Lord Ordinary orders liquidator to recognise right to buy in dispute over leased Inverness farmland
The tenants of a farm in Inverness have been granted a decree ordering the liquidator of the owner company to conclude missives for the sale of the land to them under statutory right to buy provisions.
About this case:
- Citation:[2022] CSOH 51
- Judgment:
- Court:Court of Session Outer House
- Judge:Lord Clark
Amanda and Deanna Urquhart argued that they had a right under the Agricultural Holdings (Scotland) Act 2003 to purchase the land from its present owner, West Larkin Ltd, which had entered into liquidation. Their action was opposed by Joseph and Donalda Sweeney, members of the family which controlled WLL prior to its liquidation.
The case was heard by Lord Clark in the Outer House of the Court of Session. The Dean of Faculty, Dunlop QC, and Young, advocate, appeared for the noters and O’Brien QC and Ower, advocate, for the second and third respondents with the first respondent, the liquidator for WLL, making no appearance.
Crystallised right
The second noter and her husband leased Larkin Brae, Inverness, from a company called Vastlands Property Ltd in 1990. The lease came to be within the Agricultural Holdings (Scotland) Act 1991 with a duration of 25 years. In due course VPL’s interest in the land came to be owned by West Larkin Ltd, a company controlled by members of the Sweeney family. The Sweeneys did not accept that the tenancy had been created, leading to a declarator as to the existence of the tenancy being granted in 2000.
Mr Urquhart’s interest in the tenancy was acquired by his daughter, the first noter, in February 2006. In April of that year the noters registered their notice of interest in acquiring the land and arranged to have it re-registered every five years. Two separate notes by the Sweeneys were raised in 2019 seeking to order the liquidator of WLL to challenge the noters’ right to buy but both were refused with the decision affirmed by the Inner House in 2020.
It was the respondents’ position that the noters had ceased to occupy the land or carry out any agricultural activity on it since 2006 and thus had lost the right to buy. Accordingly, the lease had expired in October 2015 and on a plain reading of section 25(12) of the 2003 Act no registration could have effect where no tenancy existed. The noters maintained that the tenancy had continued to exist by tacit relocation, and that they had to remove their livestock from the land as a result of behaviour by the Sweeneys.
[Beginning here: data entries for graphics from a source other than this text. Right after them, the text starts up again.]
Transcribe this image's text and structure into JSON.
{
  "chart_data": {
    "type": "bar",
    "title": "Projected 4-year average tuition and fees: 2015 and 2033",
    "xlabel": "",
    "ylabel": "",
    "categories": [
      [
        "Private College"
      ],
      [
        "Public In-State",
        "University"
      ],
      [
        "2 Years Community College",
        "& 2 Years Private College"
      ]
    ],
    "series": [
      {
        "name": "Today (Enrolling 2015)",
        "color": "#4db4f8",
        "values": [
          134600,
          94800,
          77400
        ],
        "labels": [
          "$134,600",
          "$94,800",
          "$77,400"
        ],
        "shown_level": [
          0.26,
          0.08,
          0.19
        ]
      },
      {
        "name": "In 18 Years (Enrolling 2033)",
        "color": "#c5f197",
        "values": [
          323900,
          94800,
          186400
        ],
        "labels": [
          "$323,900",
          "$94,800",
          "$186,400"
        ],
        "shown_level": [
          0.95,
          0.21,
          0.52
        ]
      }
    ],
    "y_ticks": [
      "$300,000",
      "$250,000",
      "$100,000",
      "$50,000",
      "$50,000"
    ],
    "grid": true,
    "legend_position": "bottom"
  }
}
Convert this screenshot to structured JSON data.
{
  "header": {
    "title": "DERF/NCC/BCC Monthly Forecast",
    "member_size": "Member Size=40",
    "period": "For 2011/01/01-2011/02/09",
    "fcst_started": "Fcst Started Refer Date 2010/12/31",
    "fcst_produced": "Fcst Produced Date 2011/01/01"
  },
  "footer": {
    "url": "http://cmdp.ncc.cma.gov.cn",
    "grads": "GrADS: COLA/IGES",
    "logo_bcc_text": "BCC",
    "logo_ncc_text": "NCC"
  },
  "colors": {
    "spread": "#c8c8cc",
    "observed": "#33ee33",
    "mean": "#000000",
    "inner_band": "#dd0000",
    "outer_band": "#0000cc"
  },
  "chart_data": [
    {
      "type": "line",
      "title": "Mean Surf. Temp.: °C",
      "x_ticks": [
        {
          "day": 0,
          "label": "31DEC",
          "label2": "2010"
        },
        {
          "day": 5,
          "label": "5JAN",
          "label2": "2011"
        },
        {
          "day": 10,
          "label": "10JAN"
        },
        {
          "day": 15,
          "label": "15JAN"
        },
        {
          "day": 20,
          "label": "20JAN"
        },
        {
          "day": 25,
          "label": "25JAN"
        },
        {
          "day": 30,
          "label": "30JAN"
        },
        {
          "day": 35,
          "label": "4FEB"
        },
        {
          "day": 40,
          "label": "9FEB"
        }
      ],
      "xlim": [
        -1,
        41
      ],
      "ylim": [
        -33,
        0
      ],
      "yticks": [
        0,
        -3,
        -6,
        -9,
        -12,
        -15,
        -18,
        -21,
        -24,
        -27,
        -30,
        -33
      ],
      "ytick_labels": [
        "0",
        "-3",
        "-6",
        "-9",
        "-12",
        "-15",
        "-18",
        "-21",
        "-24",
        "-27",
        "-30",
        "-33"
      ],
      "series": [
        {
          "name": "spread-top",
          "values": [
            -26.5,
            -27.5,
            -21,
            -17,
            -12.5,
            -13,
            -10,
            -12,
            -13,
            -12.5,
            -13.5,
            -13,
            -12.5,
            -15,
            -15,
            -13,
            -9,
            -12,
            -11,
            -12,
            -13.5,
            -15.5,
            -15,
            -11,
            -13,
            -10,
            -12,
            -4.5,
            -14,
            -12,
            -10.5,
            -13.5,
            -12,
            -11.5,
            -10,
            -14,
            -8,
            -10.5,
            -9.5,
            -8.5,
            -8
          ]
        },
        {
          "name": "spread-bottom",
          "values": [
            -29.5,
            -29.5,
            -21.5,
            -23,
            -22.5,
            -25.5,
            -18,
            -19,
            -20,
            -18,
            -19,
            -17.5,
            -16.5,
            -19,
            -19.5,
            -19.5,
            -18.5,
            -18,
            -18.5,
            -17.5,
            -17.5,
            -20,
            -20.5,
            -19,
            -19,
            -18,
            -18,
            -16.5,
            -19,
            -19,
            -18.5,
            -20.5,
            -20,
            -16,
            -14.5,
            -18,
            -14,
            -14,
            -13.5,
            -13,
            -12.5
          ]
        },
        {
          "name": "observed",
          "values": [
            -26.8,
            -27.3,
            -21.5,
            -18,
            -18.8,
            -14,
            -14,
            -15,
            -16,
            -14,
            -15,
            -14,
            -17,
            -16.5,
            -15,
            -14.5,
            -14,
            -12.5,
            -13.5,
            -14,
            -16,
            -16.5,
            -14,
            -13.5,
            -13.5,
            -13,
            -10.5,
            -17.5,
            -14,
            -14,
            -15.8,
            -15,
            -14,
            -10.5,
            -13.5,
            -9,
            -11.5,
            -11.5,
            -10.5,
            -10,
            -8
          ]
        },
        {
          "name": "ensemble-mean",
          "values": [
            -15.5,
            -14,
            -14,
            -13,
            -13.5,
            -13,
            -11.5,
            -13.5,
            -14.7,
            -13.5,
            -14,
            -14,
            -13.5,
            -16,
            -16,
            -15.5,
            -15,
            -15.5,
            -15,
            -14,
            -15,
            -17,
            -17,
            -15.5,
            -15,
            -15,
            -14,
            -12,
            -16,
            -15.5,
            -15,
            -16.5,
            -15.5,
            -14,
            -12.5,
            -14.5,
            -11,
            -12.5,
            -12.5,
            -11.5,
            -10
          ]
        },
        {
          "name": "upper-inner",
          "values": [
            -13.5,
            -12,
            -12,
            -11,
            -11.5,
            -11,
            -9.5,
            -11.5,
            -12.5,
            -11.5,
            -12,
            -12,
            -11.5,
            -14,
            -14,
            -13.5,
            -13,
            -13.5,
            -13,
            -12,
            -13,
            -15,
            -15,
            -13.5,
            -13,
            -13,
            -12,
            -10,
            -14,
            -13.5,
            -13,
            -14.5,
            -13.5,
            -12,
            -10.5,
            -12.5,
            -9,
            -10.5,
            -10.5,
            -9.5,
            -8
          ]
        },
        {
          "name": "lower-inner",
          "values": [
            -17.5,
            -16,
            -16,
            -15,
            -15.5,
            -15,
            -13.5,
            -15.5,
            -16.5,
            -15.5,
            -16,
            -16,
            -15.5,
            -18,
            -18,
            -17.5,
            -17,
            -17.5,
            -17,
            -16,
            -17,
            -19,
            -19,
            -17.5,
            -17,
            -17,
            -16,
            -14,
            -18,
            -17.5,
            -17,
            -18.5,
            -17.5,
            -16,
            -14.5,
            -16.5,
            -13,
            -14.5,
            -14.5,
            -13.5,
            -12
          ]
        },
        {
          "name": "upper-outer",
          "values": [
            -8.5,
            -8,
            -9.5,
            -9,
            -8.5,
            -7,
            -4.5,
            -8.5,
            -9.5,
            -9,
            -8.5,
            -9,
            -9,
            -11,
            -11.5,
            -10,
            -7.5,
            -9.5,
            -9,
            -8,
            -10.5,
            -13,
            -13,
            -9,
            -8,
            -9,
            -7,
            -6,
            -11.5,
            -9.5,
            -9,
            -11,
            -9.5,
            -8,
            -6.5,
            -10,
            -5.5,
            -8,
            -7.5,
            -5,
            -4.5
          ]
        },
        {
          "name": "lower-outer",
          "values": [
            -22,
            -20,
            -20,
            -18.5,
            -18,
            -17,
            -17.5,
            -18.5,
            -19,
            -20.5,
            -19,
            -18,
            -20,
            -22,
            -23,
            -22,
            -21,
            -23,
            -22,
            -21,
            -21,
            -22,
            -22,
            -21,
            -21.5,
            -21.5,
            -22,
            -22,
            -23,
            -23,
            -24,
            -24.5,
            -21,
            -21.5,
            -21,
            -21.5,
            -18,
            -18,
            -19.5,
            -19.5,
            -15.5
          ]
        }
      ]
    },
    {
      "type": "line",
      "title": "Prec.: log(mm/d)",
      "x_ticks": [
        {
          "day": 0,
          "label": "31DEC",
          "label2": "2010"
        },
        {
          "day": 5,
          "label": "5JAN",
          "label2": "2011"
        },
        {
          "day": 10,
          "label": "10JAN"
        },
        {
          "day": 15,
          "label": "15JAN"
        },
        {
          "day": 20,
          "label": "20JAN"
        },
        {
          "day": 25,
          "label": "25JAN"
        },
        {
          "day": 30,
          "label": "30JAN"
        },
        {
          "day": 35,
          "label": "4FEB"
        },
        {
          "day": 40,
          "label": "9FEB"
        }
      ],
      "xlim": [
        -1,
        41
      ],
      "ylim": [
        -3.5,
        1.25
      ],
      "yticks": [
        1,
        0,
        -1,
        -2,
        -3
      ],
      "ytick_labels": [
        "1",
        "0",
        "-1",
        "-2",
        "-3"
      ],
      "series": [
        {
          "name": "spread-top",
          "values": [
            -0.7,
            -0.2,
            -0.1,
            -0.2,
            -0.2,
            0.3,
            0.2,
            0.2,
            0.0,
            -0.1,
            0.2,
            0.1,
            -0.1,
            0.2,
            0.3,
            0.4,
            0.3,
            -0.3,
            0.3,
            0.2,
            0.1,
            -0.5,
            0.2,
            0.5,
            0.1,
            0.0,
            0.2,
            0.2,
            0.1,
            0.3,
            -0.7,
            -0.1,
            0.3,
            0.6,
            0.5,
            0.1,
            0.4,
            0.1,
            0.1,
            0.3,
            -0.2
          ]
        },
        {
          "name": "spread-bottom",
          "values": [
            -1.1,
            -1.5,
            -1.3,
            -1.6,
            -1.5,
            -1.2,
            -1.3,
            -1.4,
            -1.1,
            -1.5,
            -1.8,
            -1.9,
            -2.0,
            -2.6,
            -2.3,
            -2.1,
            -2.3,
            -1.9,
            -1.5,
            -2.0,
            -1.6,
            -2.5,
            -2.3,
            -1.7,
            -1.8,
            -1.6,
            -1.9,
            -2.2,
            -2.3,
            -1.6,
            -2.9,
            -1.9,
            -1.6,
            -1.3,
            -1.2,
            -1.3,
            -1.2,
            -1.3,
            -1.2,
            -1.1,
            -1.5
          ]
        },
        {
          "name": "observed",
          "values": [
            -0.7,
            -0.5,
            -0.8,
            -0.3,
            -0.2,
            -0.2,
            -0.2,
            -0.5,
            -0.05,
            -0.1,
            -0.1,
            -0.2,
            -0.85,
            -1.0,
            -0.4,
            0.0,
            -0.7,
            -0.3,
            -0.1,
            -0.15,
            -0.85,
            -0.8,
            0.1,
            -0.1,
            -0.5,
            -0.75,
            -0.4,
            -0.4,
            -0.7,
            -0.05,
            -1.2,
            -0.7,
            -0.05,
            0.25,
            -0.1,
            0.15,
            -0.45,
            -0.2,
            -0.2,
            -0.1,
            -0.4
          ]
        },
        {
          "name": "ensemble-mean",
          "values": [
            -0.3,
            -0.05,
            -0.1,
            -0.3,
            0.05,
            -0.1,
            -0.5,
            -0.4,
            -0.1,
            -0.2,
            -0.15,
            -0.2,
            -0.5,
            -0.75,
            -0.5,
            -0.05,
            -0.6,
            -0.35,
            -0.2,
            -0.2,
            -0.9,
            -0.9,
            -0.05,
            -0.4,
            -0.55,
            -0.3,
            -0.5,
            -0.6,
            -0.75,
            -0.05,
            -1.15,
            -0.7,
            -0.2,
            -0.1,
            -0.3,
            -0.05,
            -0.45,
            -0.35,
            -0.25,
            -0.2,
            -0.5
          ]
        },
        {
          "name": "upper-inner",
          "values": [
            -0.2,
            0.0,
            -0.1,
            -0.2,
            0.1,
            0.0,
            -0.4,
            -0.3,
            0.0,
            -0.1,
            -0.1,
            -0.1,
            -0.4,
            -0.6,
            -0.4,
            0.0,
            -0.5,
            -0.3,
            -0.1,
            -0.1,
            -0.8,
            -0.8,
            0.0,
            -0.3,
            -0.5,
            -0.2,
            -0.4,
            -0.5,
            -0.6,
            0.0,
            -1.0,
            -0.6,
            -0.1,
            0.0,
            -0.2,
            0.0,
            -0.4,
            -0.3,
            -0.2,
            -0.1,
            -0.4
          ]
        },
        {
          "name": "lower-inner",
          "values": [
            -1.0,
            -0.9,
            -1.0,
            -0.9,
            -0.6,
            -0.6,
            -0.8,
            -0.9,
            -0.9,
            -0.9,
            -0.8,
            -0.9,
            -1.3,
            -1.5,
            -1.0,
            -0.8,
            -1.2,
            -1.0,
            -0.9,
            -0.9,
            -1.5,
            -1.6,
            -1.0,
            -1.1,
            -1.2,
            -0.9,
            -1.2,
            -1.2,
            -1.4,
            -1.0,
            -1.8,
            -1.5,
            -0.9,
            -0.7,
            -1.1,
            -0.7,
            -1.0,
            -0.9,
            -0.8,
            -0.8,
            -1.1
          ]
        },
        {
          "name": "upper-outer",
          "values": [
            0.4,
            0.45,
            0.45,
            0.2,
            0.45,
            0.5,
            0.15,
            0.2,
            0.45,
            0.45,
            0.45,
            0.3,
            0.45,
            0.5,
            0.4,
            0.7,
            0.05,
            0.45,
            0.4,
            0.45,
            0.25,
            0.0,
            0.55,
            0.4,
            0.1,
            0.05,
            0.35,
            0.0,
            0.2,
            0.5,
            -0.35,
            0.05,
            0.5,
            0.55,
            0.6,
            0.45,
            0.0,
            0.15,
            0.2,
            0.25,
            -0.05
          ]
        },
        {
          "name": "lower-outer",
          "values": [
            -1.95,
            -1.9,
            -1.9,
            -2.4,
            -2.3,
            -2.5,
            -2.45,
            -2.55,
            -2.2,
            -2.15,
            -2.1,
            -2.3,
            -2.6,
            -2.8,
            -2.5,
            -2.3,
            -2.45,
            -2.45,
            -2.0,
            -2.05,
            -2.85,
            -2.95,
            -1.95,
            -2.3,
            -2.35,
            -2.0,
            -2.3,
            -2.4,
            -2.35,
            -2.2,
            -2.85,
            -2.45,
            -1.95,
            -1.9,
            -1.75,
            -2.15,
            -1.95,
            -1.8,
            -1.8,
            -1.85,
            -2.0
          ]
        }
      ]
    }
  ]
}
Counsel for the noters submitted that they had a crystallised right to buy the land flowing from the undisputed and unreduced exchange of the notice of proposal to transfer in 2019. Under the relevant provisions of the Agricultural Holdings (Scotland) Act 2003, a specific statutory right had been provided to them which the courts could not ignore and to which the liquidator did not lodge a relevant defence.
Deal has been done
In his decision, Lord Clark said of the interpretation of the 2003 Act contended for by the respondents: “It would not make sense to interpret the provisions in Part 2 of the 2003 Act as giving a free-standing right to challenge under section 25(12) based on the allegation of the tenancy no longer being a 1991 Act tenancy and having come to an end. Under the scheme, where there is such an issue it is dealt with by a challenge by the owner under section 25(8) or (if there is termination after registration) a notice by the landlord to the Keeper that the lease has terminated, under section 25(13).”
He explained further: “The second and third respondents’ challenge is that there was no longer a 1991 Act tenancy from 2006, and the lease terminated in 2015. But in fact registration occurred thereafter (in 2016 and then in 2021). Put shortly, section 25(12) deals with the specified forms of challenge to registration occurring within a period of 5 years after registration by notification to the Keeper. It does not allow the much broader form of challenge made by the second and third respondents.”
Turning to the rights held by the noters, Lord Clark said: “The legislation is clear that once the notice from the owner has been intimated the right to buy exists and the tenant can take it forward to completion. So, if the tenant gives a notice in response that he intends to buy the land, the right becomes enforceable. There was of course no challenge under section 25(8) [of the 2003 Act] by the landlord or liquidator here. I conclude that the noters’ right has crystallised by virtue of the exchange of notices. The scheme has been followed through to its final stage by the owner and the tenant.”
He continued: “The deal has in effect been done, subject to valuation. It cannot now be recanted by a challenge under section 25(12). Even if the interpretation put forward by the second and third respondents in relation to section 25(12) had been correct, it would come too late to seek to interfere with the crystallised right to buy. On this ground alone, the noters’ claim succeeds.”
Lord Clark therefore granted the order sought by the noters to direct the liquidator, to conclude missives for the sale of the land.